The SEC has filed a reply memorandum in federal court defending its consent settlement in the Bank of America enforcement action. The Commission believes that the proposed disposition is reasonable and in the public interest. The charges comport with the evidence as applied against the applicable legal standard and the proposed relief, including the penalty amount, takes full account of the seriousness of the violation and the need for deterrence, while giving serious consideration to all other relevant factors.

Despite acknowledging the public importance of the SEC enforcement action, a federal judge (SD NY) initially withheld approval of the proposed consent judgment. SEC v. Bank of America, SD NY, Litigation Release No. 21164.The SEC charged the bank with making materially false statements in a joint proxy statement that it filed with Merrill Lynch & Co., Inc. in connection with the bank’s $50 billion acquisition of Merrill Lynch. Among other things, the SEC said that the bank falsely represented to both its own shareholders and to the Merrill Lynch shareholders that Merrill had agreed not to pay year-end bonuses to the firm’s executives when, in fact, the bank had agreed that Merrill could pay such bonuses up to as much as $5.8 billion. As a result, according to the SEC’s complaint, Merrill paid $3.6 billion in bonuses in the face of a record loss of $27.8 billion in 2008.

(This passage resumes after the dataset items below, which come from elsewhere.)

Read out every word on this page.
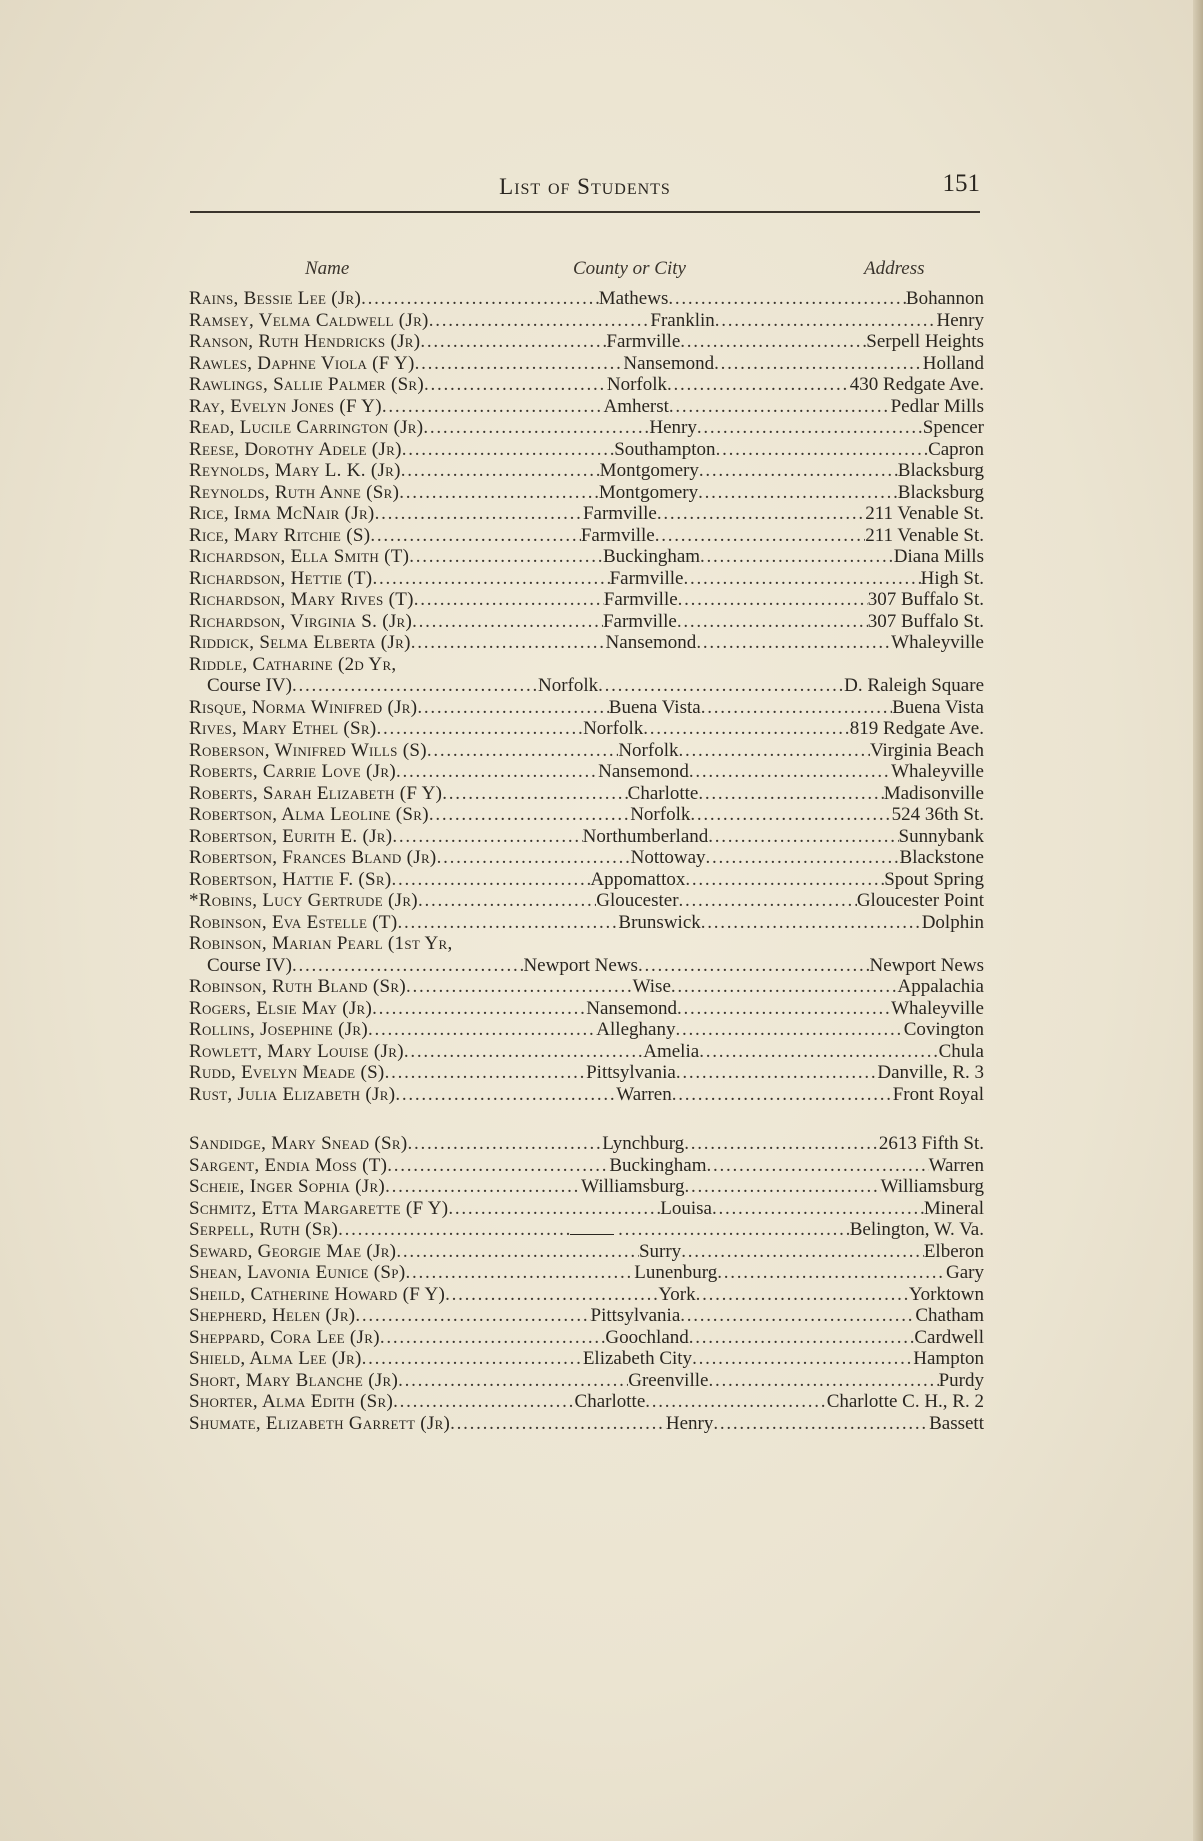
List of Students	151
Name	County or City	Address
Rains, Bessie Lee (Jr) . . .	Mathews . . .	Bohannon
Ramsey, Velma Caldwell (Jr) . . .	Franklin . . .	Henry
Ranson, Ruth Hendricks (Jr) . . .	Farmville . . .	Serpell Heights
Rawles, Daphne Viola (F Y) . . .	Nansemond . . .	Holland
Rawlings, Sallie Palmer (Sr) . . .	Norfolk . . .	430 Redgate Ave.
Ray, Evelyn Jones (F Y) . . .	Amherst . . .	Pedlar Mills
Read, Lucile Carrington (Jr) . . .	Henry . . .	Spencer
Reese, Dorothy Adele (Jr) . . .	Southampton . . .	Capron
Reynolds, Mary L. K. (Jr) . . .	Montgomery . . .	Blacksburg
Reynolds, Ruth Anne (Sr) . . .	Montgomery . . .	Blacksburg
Rice, Irma McNair (Jr) . . .	Farmville . . .	211 Venable St.
Rice, Mary Ritchie (S) . . .	Farmville . . .	211 Venable St.
Richardson, Ella Smith (T) . . .	Buckingham . . .	Diana Mills
Richardson, Hettie (T) . . .	Farmville . . .	High St.
Richardson, Mary Rives (T) . . .	Farmville . . .	307 Buffalo St.
Richardson, Virginia S. (Jr) . . .	Farmville . . .	307 Buffalo St.
Riddick, Selma Elberta (Jr) . . .	Nansemond . . .	Whaleyville
Riddle, Catharine (2d Yr,
Course IV) . . .	Norfolk . . .	D. Raleigh Square
Risque, Norma Winifred (Jr) . . .	Buena Vista . . .	Buena Vista
Rives, Mary Ethel (Sr) . . .	Norfolk . . .	819 Redgate Ave.
Roberson, Winifred Wills (S) . . .	Norfolk . . .	Virginia Beach
Roberts, Carrie Love (Jr) . . .	Nansemond . . .	Whaleyville
Roberts, Sarah Elizabeth (F Y) . . .	Charlotte . . .	Madisonville
Robertson, Alma Leoline (Sr) . . .	Norfolk . . .	524 36th St.
Robertson, Eurith E. (Jr) . . .	Northumberland . . .	Sunnybank
Robertson, Frances Bland (Jr) . . .	Nottoway . . .	Blackstone
Robertson, Hattie F. (Sr) . . .	Appomattox . . .	Spout Spring
*Robins, Lucy Gertrude (Jr) . . .	Gloucester . . .	Gloucester Point
Robinson, Eva Estelle (T) . . .	Brunswick . . .	Dolphin
Robinson, Marian Pearl (1st Yr,
Course IV) . . .	Newport News . . .	Newport News
Robinson, Ruth Bland (Sr) . . .	Wise . . .	Appalachia
Rogers, Elsie May (Jr) . . .	Nansemond . . .	Whaleyville
Rollins, Josephine (Jr) . . .	Alleghany . . .	Covington
Rowlett, Mary Louise (Jr) . . .	Amelia . . .	Chula
Rudd, Evelyn Meade (S) . . .	Pittsylvania . . .	Danville, R. 3
Rust, Julia Elizabeth (Jr) . . .	Warren . . .	Front Royal
Sandidge, Mary Snead (Sr) . . .	Lynchburg . . .	2613 Fifth St.
Sargent, Endia Moss (T) . . .	Buckingham . . .	Warren
Scheie, Inger Sophia (Jr) . . .	Williamsburg . . .	Williamsburg
Schmitz, Etta Margarette (F Y) . . .	Louisa . . .	Mineral
Serpell, Ruth (Sr) . . . . . .	Belington, W. Va.
Seward, Georgie Mae (Jr) . . .	Surry . . .	Elberon
Shean, Lavonia Eunice (Sp) . . .	Lunenburg . . .	Gary
Sheild, Catherine Howard (F Y) . . .	York . . .	Yorktown
Shepherd, Helen (Jr) . . .	Pittsylvania . . .	Chatham
Sheppard, Cora Lee (Jr) . . .	Goochland . . .	Cardwell
Shield, Alma Lee (Jr) . . .	Elizabeth City . . .	Hampton
Short, Mary Blanche (Jr) . . .	Greenville . . .	Purdy
Shorter, Alma Edith (Sr) . . .	Charlotte . . .	Charlotte C. H., R. 2
Shumate, Elizabeth Garrett (Jr) . . .	Henry . . .	Bassett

The SEC alleged that the merger agreement was included as an appendix and summarized in the joint proxy statement that was distributed to all 283,000 shareholders of both companies. But Bank of America's agreement to allow Merrill to pay these discretionary bonuses was in a separate document that was omitted from the proxy statement and whose contents were never disclosed before the shareholders' vote on the merger.In tandem with the complaint, the parties filed a proposed consent judgment by which, among other things, the bank, without admitting or denying the allegations, agreed to pay a civil penalty in the amount of $33 million and agreed the entry of a judgment that permanently enjoins it from violating the proxy solicitation rules.

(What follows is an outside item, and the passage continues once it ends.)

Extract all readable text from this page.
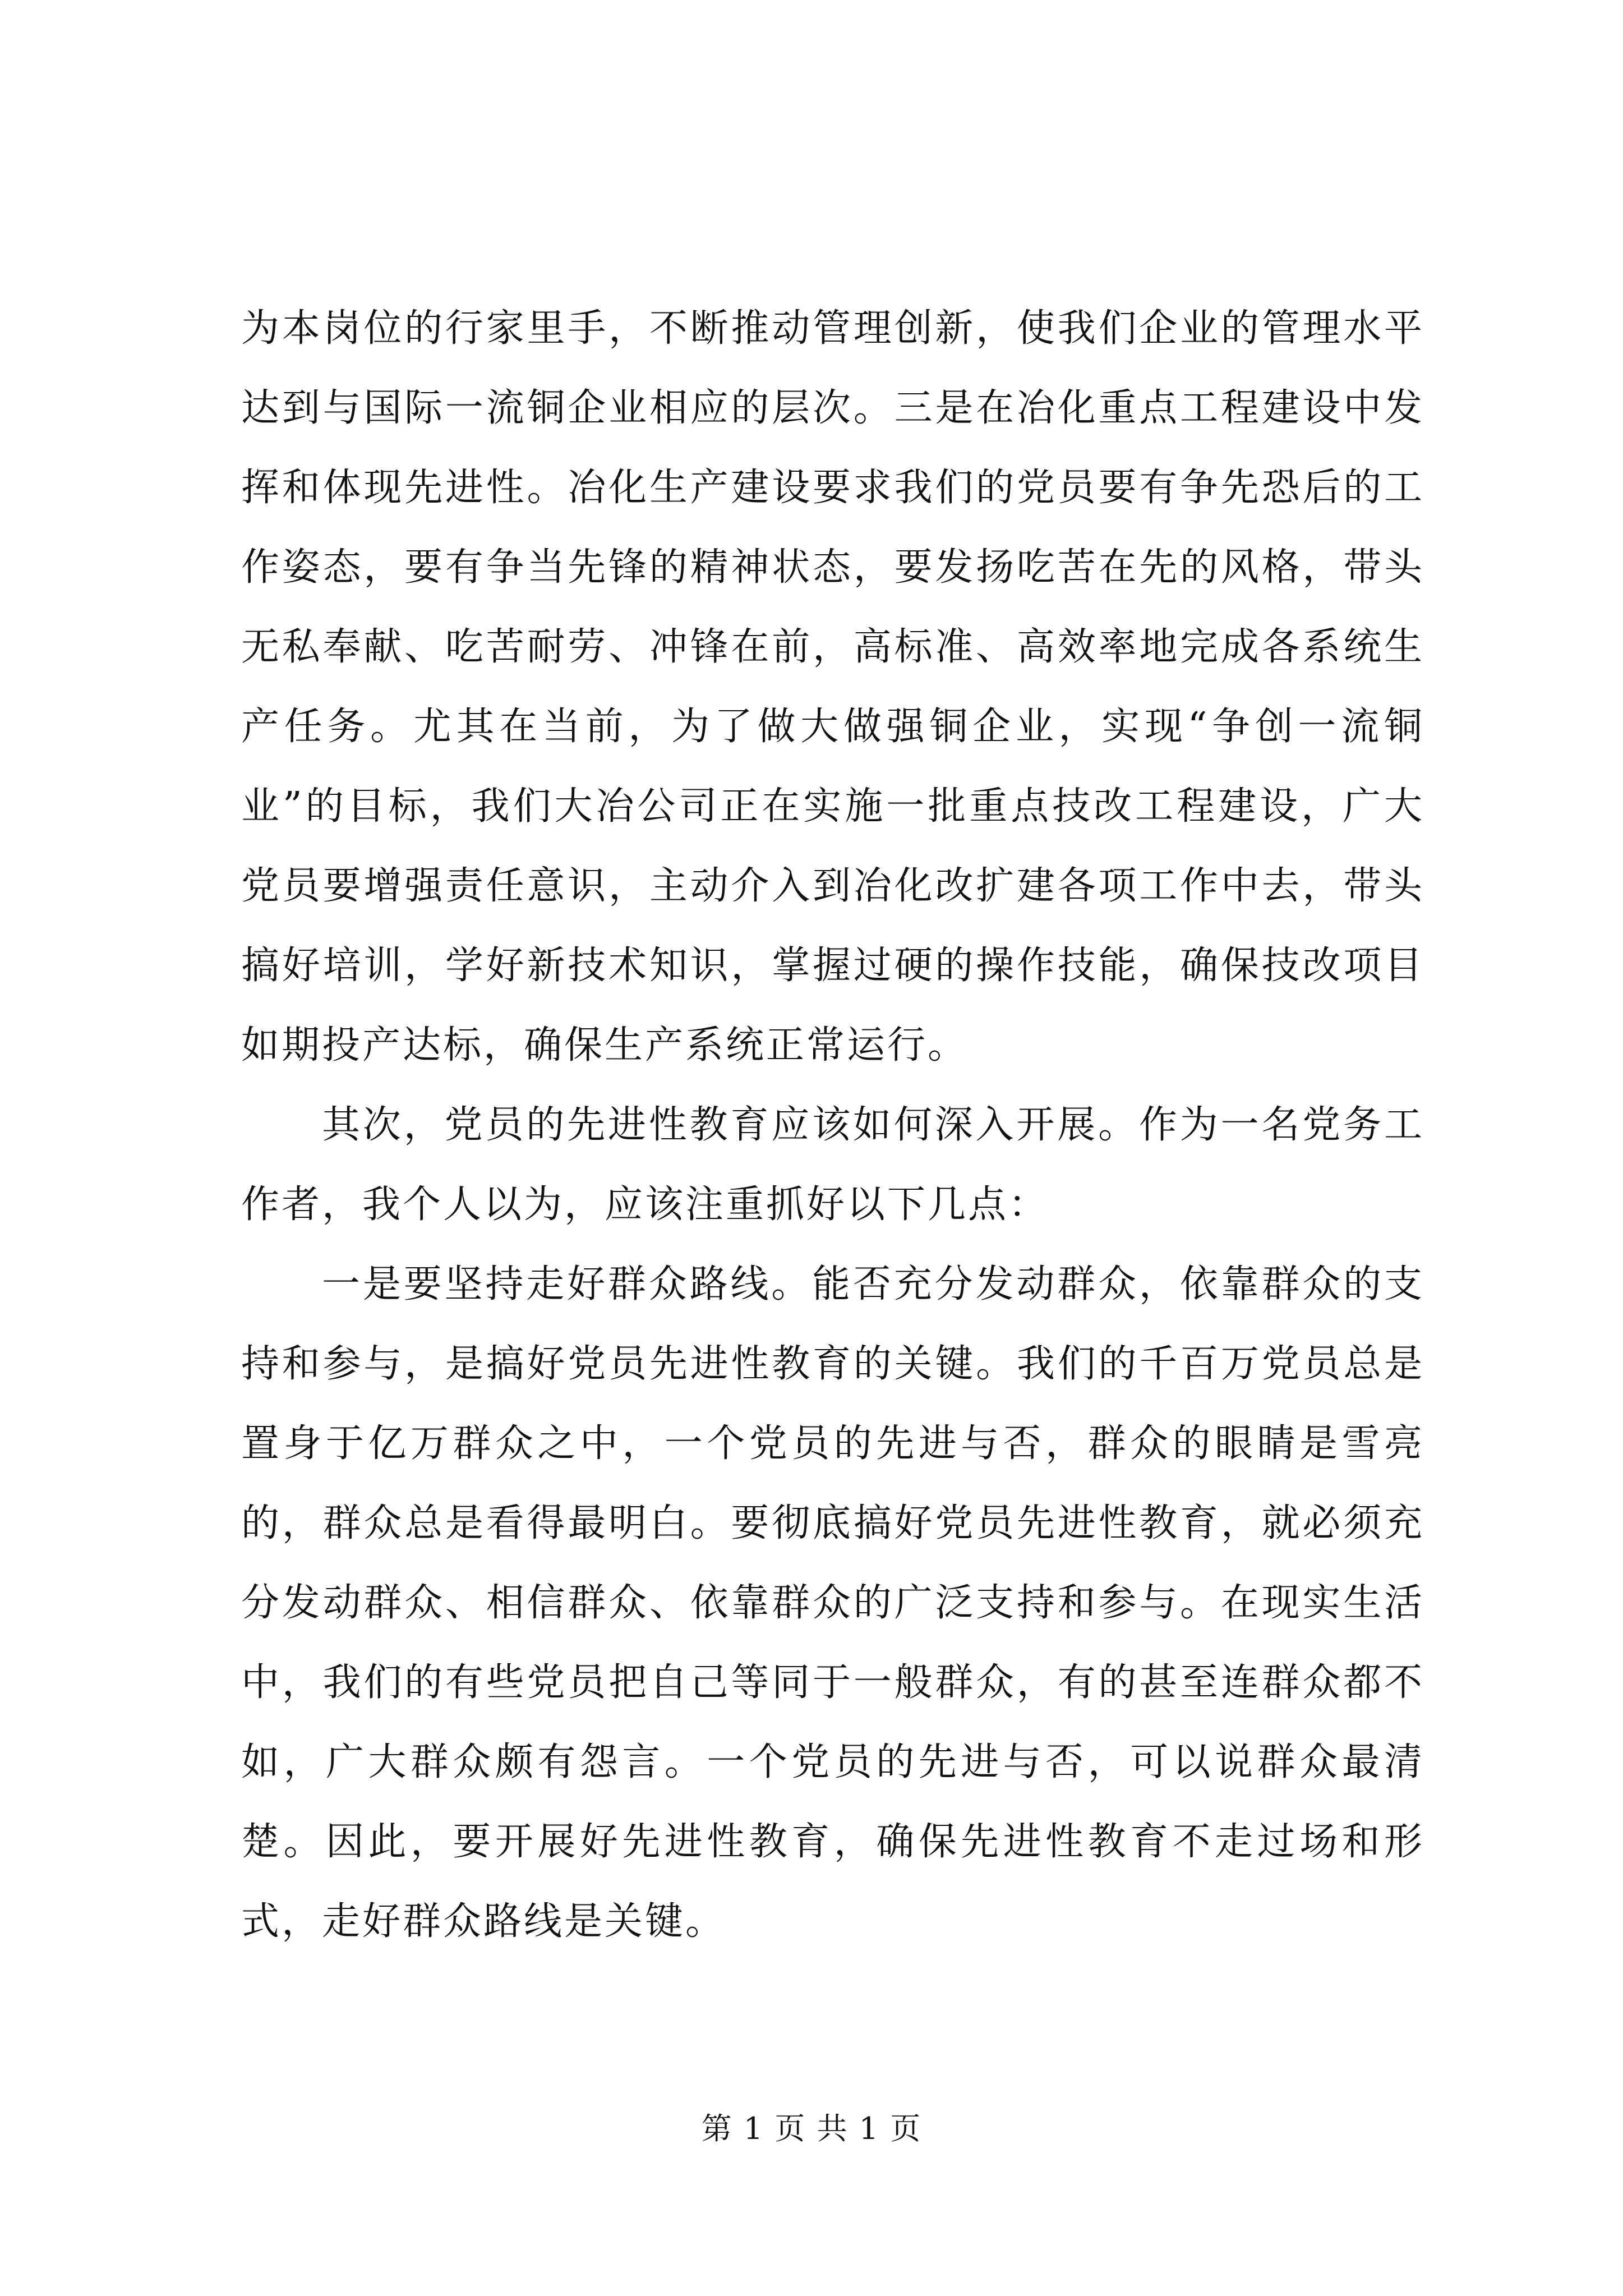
为本岗位的行家里手，不断推动管理创新，使我们企业的管理水平达到与国际一流铜企业相应的层次。三是在冶化重点工程建设中发挥和体现先进性。冶化生产建设要求我们的党员要有争先恐后的工作姿态，要有争当先锋的精神状态，要发扬吃苦在先的风格，带头无私奉献、吃苦耐劳、冲锋在前，高标准、高效率地完成各系统生产任务。尤其在当前，为了做大做强铜企业，实现“争创一流铜业”的目标，我们大冶公司正在实施一批重点技改工程建设，广大党员要增强责任意识，主动介入到冶化改扩建各项工作中去，带头搞好培训，学好新技术知识，掌握过硬的操作技能，确保技改项目如期投产达标，确保生产系统正常运行。

其次，党员的先进性教育应该如何深入开展。作为一名党务工作者，我个人以为，应该注重抓好以下几点：

一是要坚持走好群众路线。能否充分发动群众，依靠群众的支持和参与，是搞好党员先进性教育的关键。我们的千百万党员总是置身于亿万群众之中，一个党员的先进与否，群众的眼睛是雪亮的，群众总是看得最明白。要彻底搞好党员先进性教育，就必须充分发动群众、相信群众、依靠群众的广泛支持和参与。在现实生活中，我们的有些党员把自己等同于一般群众，有的甚至连群众都不如，广大群众颇有怨言。一个党员的先进与否，可以说群众最清楚。因此，要开展好先进性教育，确保先进性教育不走过场和形式，走好群众路线是关键。

第 1 页 共 1 页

In its reply brief, the SEC said that the complaint alleged a clear and well-supported proxy violation claim against BofA; and it is undisputed that the joint proxy statement represented to shareholders that Merrill was prohibited from paying discretionary bonuses before the merger closed without BoA’s consent while failing to disclose that BofA had already agreed that Merrill could pay up to $5.8 billion in bonuses., That agreement, which existed at the time the proxy was filed, was never disclosed prior to the shareholder vote.

Among other things, BofA argued that the shareholders could have strung together relevant information from an assortment of other sources; and that the proxy presentation was consistent with common practice in merger disclosures. These arguments however, said the SEC, run counter to the fundamental principle that it is the duty of the issuer company to provide shareholders with an accurate proxy statement so that shareholders can cast an informed. Shareholders are entitled to rely on the proxy itself, emphasized the SEC, and are not required to puzzle out material information from external sources.

Moreover, BofA’s defense that the proxy presentation followed standard transactional practices is not persuasive in light of the SEC’s 2005 warning to issuers against non-public schedules in merger agreements where the schedules contradict or qualify express representations in proxy materials. Later case law has upheld the same principle. In omitting the disclosure schedule and its contents from the proxy, said the SEC, BofA ignored those warnings at its peril.

The SEC also asserted that the proposed disposition properly balances relevant considerations, including the need for corporate deterrence and avoiding undue burdens on innocent shareholders. When a company issuer has not met its statutory obligations, said the SEC, the need for corporate deterrence is especially strong.

The absence of individual changes does not diminish the appropriateness of the disposition. In the SEC’s view, the record does not provide a factual predicate to charge individuals. The SEC has often sought penalties from companies in the absence of individual charges. Key executives said that they delegated to counsel, noted the SEC, and there was no evidence that company executives separately discussed concealing compensation.

While the SEC assigns no weight to reliance on counsel assertions in assessing executives’ state of mind, there was a lack of evidence to establish the factual predicate needed to allege scienter-based fraud charges against the company executives. Similarly, there was insufficient evidence to establish a prima facie case of the requisite scienter with respect to the lawyers for purposes of alleging secondary liability under the securities laws. Further, BofA’s counsel could not be charged with primary violations of the federal proxy provisions because they did not solicit the proxies in their name.

The SEC respectfully asked the court to enter the proposed final consent judgment.